Razzismi, luoghi comuni e provocazioni. Racconta L’internazionale (29 gennaio) come il suicidio di uno studente dalit abbia messo in luce la discriminazione negli atenei indiani e suscitato manifestazioni di protesta nei campus di tutto il paese. I gruppi dalit stanno protestando nelle università di Mumbai, Pune, New Delhi e Chennai, e venti amministratori si sono dimessi. Tathagata Sengupta, che insegna matematica all’università di Hyderabad, ha commentato: “la fine delle caste è un sogno, ma tragedie come questa spingono la società a farsi delle domande”. Lo stesso giorno il New York Times scrive delle discriminazioni che avvengono nelle scuole pubbliche irlandesi, controllate al 97% dai Cattolici, e dove di fatto è difficile l’ingresso dei bambini he vengono da famiglie protestanti. Una situazione che l’85% della popolazione vorrebbe cambiare. Il 31 gennaio è di nuovo il New York Times a parlare di discriminazione a scuola, raccontando come due studenti di colore stiano usando i social media per raccontare le discussioni e le tensioni razziali fra studenti a Boston. Ed è del bulgaro Yanko Tsvetkov l’Atlante dei pregiudizi (Rizzoli), una mappa in cui ogni nazione è vista e giudicata dai suoi vicini. L’Italia ridotta a pizza e musei, la Grecia relegata a terra di vacanze e la Russia a riserva di gas Non va meglio alla Francia identificata con la Torre Eiffel e all’America caratterizzata da una popolazione di stupidi, in un mondo di luoghi comuni. (il Messaggero, 30 gennaio) Lanciata a Lovanio da Milo Yiannopoulos, giornalista greco-britannico, guru hi-tech e noto provocatore, la “Privilege Grant” è una fondazione che intende elargire borse di studio esclusivamente a studenti universitari bianchi e maschi per offrire loro “le stesse opportunità che hanno i loro colleghi queer, femmine e appartenenti a minoranze etniche”. (Il Foglio, 30 gennaio)
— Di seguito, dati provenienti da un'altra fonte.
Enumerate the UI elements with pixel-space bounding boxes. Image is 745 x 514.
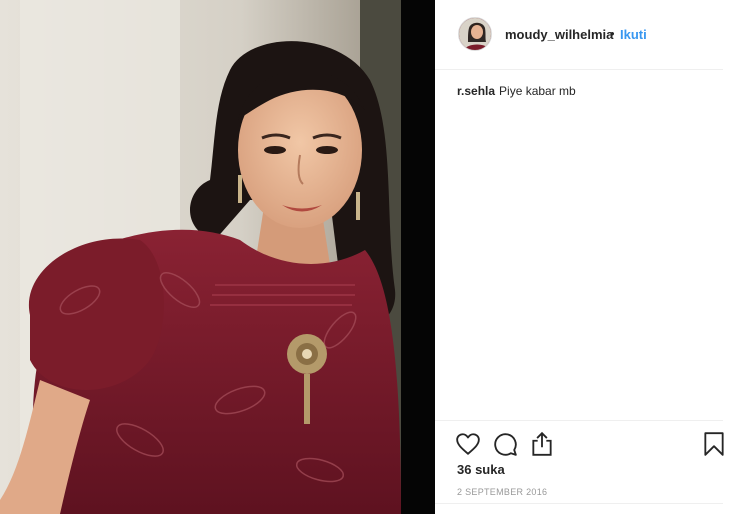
bookmark-icon[interactable] xyxy=(701,431,727,457)
post-photo[interactable] xyxy=(0,0,401,514)
heart-icon[interactable] xyxy=(455,431,481,457)
comment-item: r.sehla Piye kabar mb xyxy=(457,84,576,98)
post-header: moudy_wilhelmia • Ikuti xyxy=(435,0,723,70)
likes-count[interactable]: 36 suka xyxy=(457,462,505,477)
follow-button[interactable]: Ikuti xyxy=(620,27,647,42)
post-date[interactable]: 2 SEPTEMBER 2016 xyxy=(457,487,547,497)
avatar[interactable] xyxy=(458,17,492,51)
comment-icon[interactable] xyxy=(492,431,518,457)
action-bar xyxy=(435,420,724,464)
divider xyxy=(435,503,723,504)
comment-text: Piye kabar mb xyxy=(499,84,576,98)
share-icon[interactable] xyxy=(529,431,555,457)
photo-illustration xyxy=(0,0,401,514)
comment-username[interactable]: r.sehla xyxy=(457,84,495,98)
post-side-panel: moudy_wilhelmia • Ikuti r.sehla Piye kaba… xyxy=(435,0,745,514)
username-link[interactable]: moudy_wilhelmia xyxy=(505,27,613,42)
separator-dot: • xyxy=(610,26,615,41)
photo-letterbox xyxy=(401,0,435,514)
Feste islamiche per tutti. L’arcivescovo Angelo Scola, a conclusione di un ragionamento che partiva dal “meticciato” — tanto caro al cardinale — e arrivava alla presenza di “almeno un 20 per cento di alunni stranieri nelle nostre classi” ha dichiarato che “È giusto istituire una festa islamica in tutte le scuole, perché bisogna spiegare non vietare. Quindi nessuna rinuncia al presepe ma accoglienza”. “Una società plurale deve essere il più possibile inclusiva, ma non può rinunciare al simbolo se no perde forza comunicativa — ha continuato Scola — . Critico la laicità alla francese: non è pensabile creare uno spazio di neutralità, in cui tutti facciano un passo indietro sul tema delle religioni. Piuttosto, ciascuno si narri e si lasci narrare. Se aumentano i bambini musulmani, bisogna prendere qualcuna delle loro feste ed inserirle nella dimensione pubblica: spiegare, non vietare”
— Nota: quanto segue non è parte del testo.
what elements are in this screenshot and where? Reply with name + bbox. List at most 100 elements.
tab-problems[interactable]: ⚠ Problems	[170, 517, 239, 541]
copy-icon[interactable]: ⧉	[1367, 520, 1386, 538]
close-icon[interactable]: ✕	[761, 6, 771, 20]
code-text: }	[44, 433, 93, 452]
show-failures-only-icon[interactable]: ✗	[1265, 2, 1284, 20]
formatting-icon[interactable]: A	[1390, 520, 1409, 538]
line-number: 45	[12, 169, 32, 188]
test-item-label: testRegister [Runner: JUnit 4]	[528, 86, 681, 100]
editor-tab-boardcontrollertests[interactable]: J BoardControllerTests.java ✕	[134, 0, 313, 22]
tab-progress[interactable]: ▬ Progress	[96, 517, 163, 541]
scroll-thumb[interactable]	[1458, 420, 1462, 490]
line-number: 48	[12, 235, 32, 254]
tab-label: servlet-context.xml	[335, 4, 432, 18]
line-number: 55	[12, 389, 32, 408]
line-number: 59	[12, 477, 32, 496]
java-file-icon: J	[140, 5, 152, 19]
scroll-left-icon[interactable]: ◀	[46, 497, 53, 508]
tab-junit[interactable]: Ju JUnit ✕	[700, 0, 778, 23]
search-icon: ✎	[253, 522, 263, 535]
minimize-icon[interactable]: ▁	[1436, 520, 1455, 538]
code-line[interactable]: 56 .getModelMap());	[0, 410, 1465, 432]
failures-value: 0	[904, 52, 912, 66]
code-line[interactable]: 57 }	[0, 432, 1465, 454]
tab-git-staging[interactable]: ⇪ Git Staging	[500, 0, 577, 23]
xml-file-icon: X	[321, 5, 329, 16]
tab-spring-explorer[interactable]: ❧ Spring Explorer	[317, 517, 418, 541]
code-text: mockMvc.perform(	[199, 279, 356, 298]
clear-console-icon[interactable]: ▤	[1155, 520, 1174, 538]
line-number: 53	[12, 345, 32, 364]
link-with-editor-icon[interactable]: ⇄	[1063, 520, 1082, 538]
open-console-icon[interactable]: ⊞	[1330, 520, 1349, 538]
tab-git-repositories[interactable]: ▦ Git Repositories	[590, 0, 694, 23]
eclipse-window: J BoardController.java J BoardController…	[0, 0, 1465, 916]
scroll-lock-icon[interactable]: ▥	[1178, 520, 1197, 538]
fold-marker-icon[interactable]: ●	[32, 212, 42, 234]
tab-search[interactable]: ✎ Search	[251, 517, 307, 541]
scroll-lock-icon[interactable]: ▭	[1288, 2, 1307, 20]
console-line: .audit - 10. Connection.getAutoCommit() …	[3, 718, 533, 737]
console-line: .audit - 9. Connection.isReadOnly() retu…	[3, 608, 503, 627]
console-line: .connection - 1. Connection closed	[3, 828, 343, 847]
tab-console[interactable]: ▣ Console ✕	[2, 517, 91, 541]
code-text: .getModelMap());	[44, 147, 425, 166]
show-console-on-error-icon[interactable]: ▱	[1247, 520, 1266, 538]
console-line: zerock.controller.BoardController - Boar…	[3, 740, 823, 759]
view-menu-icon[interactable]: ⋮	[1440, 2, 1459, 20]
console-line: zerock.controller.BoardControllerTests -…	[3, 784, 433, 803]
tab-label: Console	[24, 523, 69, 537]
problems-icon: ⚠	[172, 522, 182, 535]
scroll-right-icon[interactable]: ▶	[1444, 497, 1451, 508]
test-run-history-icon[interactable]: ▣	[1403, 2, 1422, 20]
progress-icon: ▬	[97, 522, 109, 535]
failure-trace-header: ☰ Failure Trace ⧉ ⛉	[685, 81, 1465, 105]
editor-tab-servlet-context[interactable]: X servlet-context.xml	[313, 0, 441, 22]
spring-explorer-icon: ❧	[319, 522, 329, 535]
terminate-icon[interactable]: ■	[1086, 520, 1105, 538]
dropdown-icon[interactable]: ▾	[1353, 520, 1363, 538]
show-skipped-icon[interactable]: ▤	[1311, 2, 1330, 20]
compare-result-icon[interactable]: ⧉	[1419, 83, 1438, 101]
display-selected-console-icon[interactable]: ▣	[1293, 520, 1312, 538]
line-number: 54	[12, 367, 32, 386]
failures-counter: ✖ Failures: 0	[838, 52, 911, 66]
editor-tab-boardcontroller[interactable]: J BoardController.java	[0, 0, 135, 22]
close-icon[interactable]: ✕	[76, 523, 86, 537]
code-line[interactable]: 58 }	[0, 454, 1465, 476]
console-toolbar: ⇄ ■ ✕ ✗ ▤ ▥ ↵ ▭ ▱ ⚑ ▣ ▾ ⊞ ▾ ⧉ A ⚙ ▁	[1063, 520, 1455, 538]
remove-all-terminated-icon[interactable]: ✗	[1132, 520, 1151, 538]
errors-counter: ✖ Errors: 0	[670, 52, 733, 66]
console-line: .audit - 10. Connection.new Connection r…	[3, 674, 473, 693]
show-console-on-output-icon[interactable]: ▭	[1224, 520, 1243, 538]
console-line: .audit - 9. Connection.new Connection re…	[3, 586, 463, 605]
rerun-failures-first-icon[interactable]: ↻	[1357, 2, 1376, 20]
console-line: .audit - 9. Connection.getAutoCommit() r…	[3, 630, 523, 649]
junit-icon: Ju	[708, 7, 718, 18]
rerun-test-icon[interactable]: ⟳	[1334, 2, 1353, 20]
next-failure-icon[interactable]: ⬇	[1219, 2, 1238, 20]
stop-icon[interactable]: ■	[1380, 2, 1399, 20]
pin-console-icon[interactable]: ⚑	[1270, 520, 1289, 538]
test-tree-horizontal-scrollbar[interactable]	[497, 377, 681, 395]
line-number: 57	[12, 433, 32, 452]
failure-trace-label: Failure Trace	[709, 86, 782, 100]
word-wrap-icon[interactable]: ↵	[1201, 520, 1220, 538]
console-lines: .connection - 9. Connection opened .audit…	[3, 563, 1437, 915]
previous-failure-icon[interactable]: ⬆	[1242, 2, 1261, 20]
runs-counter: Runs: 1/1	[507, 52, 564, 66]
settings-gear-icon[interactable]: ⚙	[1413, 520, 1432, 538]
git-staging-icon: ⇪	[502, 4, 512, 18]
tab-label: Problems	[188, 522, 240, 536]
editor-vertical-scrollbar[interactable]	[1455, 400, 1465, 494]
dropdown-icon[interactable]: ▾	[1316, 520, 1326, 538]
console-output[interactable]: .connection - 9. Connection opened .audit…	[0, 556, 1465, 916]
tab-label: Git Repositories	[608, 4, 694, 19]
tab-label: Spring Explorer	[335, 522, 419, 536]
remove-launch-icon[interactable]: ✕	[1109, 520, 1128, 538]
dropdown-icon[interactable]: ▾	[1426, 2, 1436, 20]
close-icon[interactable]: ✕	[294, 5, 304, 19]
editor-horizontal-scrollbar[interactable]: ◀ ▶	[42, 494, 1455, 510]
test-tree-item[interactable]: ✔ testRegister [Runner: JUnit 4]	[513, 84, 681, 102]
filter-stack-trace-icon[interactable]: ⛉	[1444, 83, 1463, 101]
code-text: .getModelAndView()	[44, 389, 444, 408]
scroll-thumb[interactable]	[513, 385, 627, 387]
Boicottaggio insensato. Compare su diverse testate la vicenda del boicottaggio al Technion. I molti firmatari chiedono di bloccare qualsiasi collaborazione con il prestigioso ateneo di Haifa, ma è presto arrivata la risposta del sindaco di Torino – il politecnico della città ha da poco firmato un accordo di collaborazione con l’Israel Insitute of Technology. A Piero Fassino la petizione non è affatto piaciuta, e gli stessi sono i rettori a sconfessare i docenti: “La scienza è il miglior modo per superare le conflittualità. Boicottare Israele vuol dire boicottare la ricerca scientifica e questo non è mai un bene”, ha risposto Marco Gilli, magnifico del Politecnico di Torino. Gianmaria Ajani, che guida l’università torinese ha inoltre fatto sapere di essere al lavoro su progetti congiunti che nulla hanno a che fare con la violenza, ma si concentrano sull’acqua e sul biomedicale. Severo e indignato il rettore di Tor Vergata, Giuseppe Novelli, che ha concluso: “Stendiamo un velo pietoso, è un boicottaggio insensato. La scienza deve badare ai fatti e la produttività accademica del Technion parla da sola”.